The likelihood of a new business failing within the first five years is significantly higher than the chance of a marriage ending in divorce. Statistics show that 50% of businesses do not survive beyond five years, and by the ten-year mark, that figure increases to 65%, compared to a 41% chance of marriage ending in divorce. Financial issues are often the primary reason for both business failures and divorces.
Regardless of the industry, cash flow is vital for a business’s survival, acting as its proverbial lifeblood. Steady financing is essential to keep operations running while the business works toward achieving profitability.
Business owners generally find themselves in need of some form of credit. While some may have personal resources or obtain support from friends, family, or investors, others will require financing from the outset. For startups that need a significant initial investment, such as leasing a retail or kitchen space, small business loans may be necessary. Businesses handling inventory might opt for a credit line with vendors. Most business owners are advised to have a small business credit card. It helps separate business expenses from personal finances and provides a convenient way to manage costs during periods of low revenue. Additionally, top small business credit cards offer rewards for purchases.
A business credit card can facilitate small business growth by providing access to flexible financing and necessary capital. It enables better cash flow management, allows for prompt purchasing, and offers rewards that can be reinvested into the business.

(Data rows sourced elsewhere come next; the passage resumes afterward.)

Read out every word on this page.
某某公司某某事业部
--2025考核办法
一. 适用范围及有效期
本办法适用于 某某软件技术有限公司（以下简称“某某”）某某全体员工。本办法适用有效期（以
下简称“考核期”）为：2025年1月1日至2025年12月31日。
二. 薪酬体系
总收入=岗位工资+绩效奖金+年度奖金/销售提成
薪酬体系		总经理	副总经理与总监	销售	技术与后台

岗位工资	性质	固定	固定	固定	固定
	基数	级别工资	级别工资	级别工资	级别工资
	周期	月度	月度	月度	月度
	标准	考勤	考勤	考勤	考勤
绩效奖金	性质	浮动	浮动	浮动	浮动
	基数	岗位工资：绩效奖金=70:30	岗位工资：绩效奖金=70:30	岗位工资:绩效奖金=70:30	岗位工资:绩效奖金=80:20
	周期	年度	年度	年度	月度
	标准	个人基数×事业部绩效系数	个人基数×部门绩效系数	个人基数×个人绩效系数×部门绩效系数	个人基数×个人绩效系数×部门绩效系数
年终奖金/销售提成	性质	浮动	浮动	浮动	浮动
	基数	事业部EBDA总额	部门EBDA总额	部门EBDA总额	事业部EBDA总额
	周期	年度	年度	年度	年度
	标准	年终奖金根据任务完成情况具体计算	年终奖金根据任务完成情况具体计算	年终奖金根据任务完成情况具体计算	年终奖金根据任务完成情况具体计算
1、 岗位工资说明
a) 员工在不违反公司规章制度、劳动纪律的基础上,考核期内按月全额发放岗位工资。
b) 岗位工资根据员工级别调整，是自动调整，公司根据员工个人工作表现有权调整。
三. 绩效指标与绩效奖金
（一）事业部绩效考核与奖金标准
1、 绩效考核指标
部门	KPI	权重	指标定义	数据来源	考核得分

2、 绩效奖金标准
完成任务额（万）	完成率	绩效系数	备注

Creditors usually require a personal guarantee or collateral when providing credit for business ventures. This means business owners must either offer assets as security against a loan or take personal responsibility for repaying debt, even if the business fails. Good personal credit is highly beneficial in this context, as a personal credit check is often part of the application process for business credit. A strong personal credit history significantly increases the chances of obtaining business loans, credit cards, or commercial rentals, often with favorable terms and higher loan amounts.
However, while good personal credit is critical for approval, business credit accounts typically do not appear on personal credit reports, unless there is a default on a debt with a personal guarantee. To build personal credit scores, it’s advantageous to maintain at least one personal credit card. Individuals struggling to qualify for a credit card might consider a secured credit card, which can be easier to obtain.
Using credit cards responsibly by paying them off in full each month can effectively build one’s credit history. Setting up automatic payments for small, recurring expenses and ensuring timely full payments helps establish a positive payment history and can lead to improved credit scores within about six months of consistent positive activity.